Saturday, 19 April 2014

Spotting the International Space Station

I'm aware that this makes me sound like an utter geek, but please bear with me.

Over the past few months I've heard more and more people talking about seeing the International Space Station (the 'ISS') in the night's sky. Parents were particularly excited around Christmas as they could pass its appearance off to their children as Santa on his sledge. I have to admit with no children to impress and freezing nights, I wasn't inclined to go out and stare up at the sky, without a clue what I was looking for. That changed this week when more and more people were mentioning it on Twitter and there was a flurry of photographs. Being keen on finding any excuse to take some photographs, suddenly I was drawn in.
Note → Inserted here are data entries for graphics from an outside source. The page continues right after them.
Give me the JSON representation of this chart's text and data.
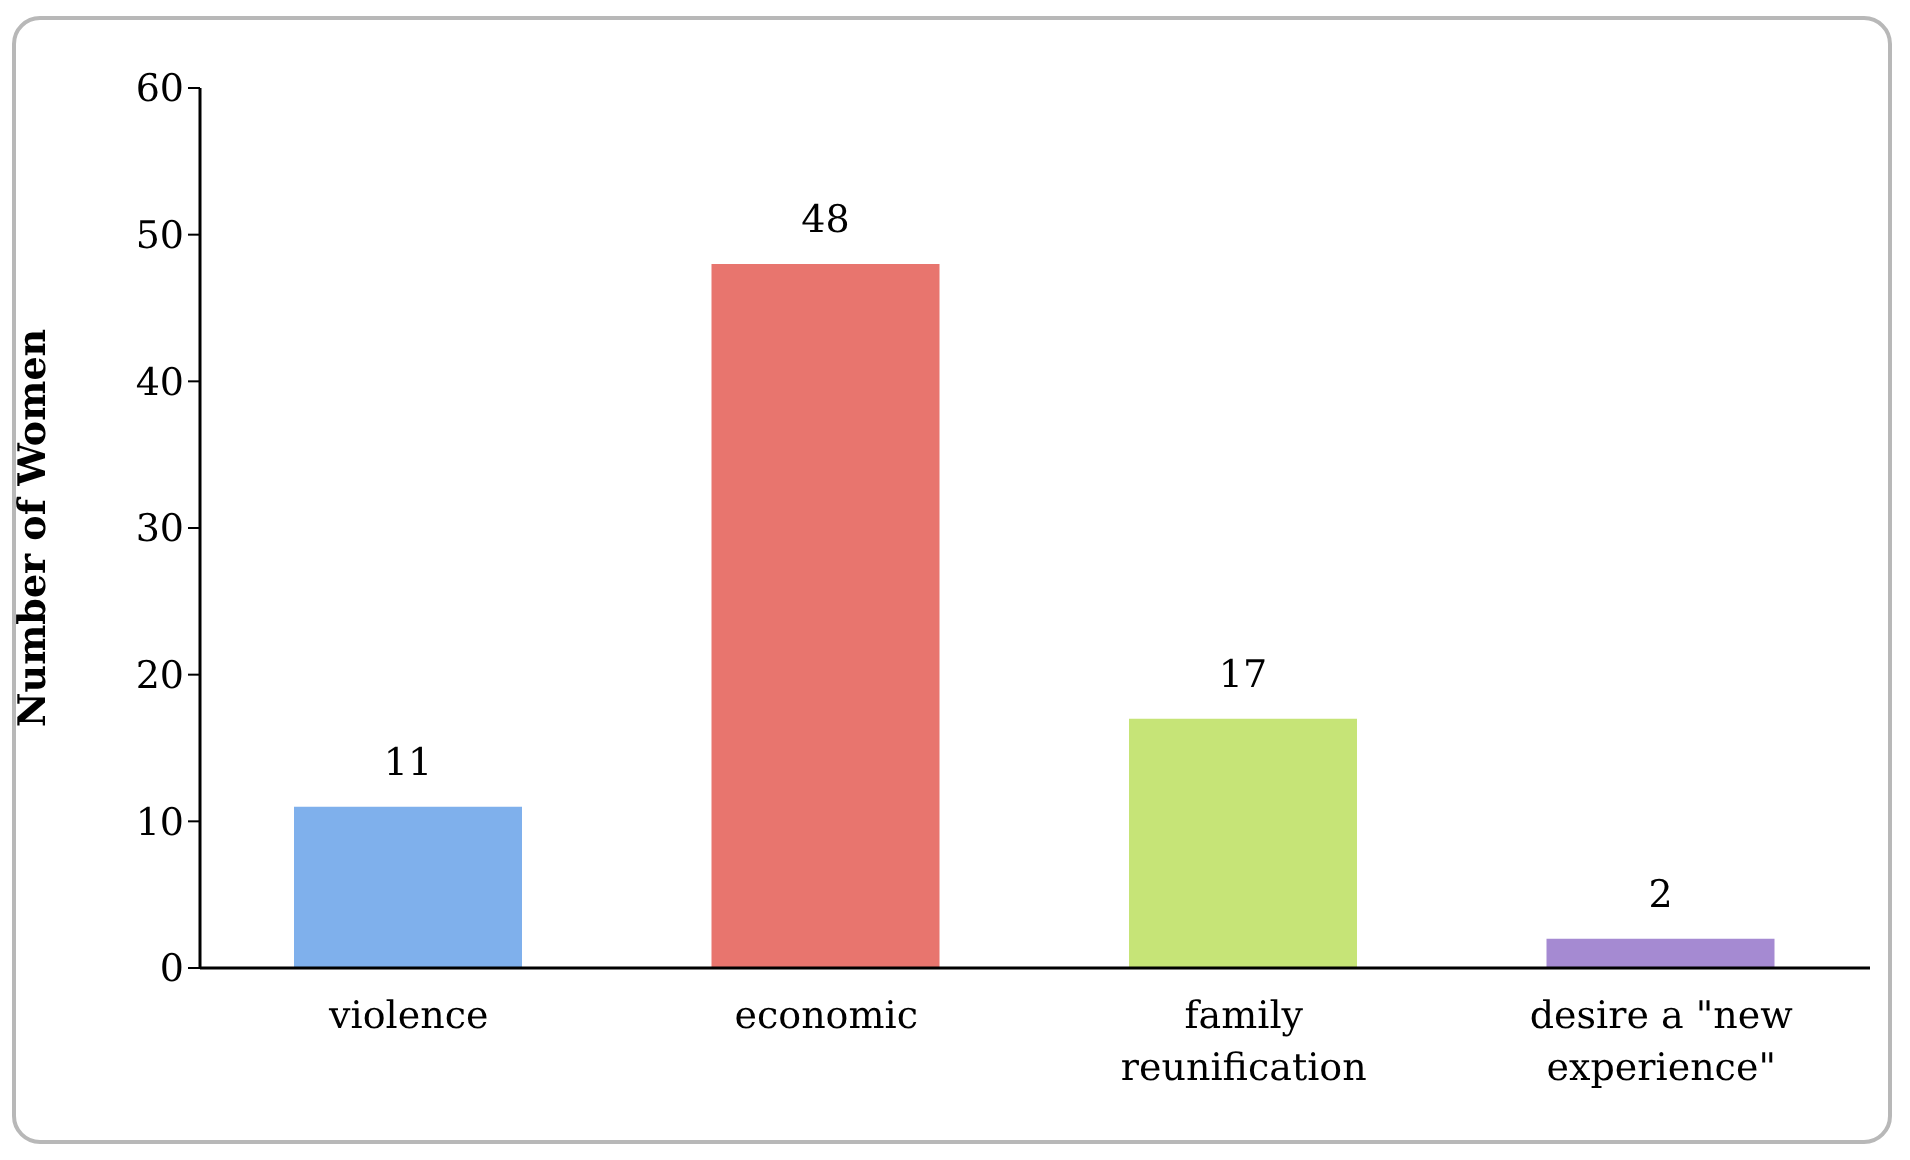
{
  "chart_data": {
    "type": "bar",
    "ylabel": "Number of Women",
    "categories": [
      "violence",
      "economic",
      "family reunification",
      "desire a \"new experience\""
    ],
    "values": [
      11,
      48,
      17,
      2
    ],
    "colors": [
      "#7fb0ec",
      "#e8756e",
      "#c6e477",
      "#a58ad2"
    ],
    "ylim": [
      0,
      60
    ],
    "yticks": [
      0,
      10,
      20,
      30,
      40,
      50,
      60
    ],
    "grid": false,
    "legend": false,
    "data_labels": true
  }
}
Although the ISS is constantly orbiting the Earth, it can't always be seen. There will be periods of time when it will be visible almost every night, which has been the position we've been in for the last week or two. There are several sites which will tell you when you can see it from your location, my favourite is www.meteorwatch.org but NASA has a larger database. The ISS always moves from west to east, but on a different trajectory and at a different altitude each time. It's easy enough to spot though if you know vaguely what direction to look in, particularly if you pick a night when it's extremely bright, as it looks like a fast moving star.

I headed out a couple of nights this week to try and take some photographs. It proved much more difficult than I was expecting. Although I had a tripod and camera, standing in the back garden in the dark, suddenly everything was trickier than I expected. Changing my camera to remote control mode by torch mode whist it was on top of a tripod at eye level was virtually impossible, and even focusing was pure guesswork. I tried a few test shots before the ISS was due to arrive, just to decide what ISO and shutter speed I should be using. I needed the sky dark enough so that the ISS would stand out, but a long enough shutter speed so that rather than just photographing a dot in the sky, I'd get a light trail of its movement over several seconds.

 
This was my first shot, which came out surprisingly well. We've been lucky this week with clear weather on many nights when the ISS has passed over so I'm glad I made the most of it.

My husband wanted to take the opportunity to try some long exposure torch photographs, this was his contribution to the evening. Maybe not of such interest to NASA, but I quite liked it!


I may have a final attempt tonight at a few more photographs, I'm just hoping the cloud clears before 9pm. If you take any photographs of the ISS yourself, please let me know. I'd love to see them.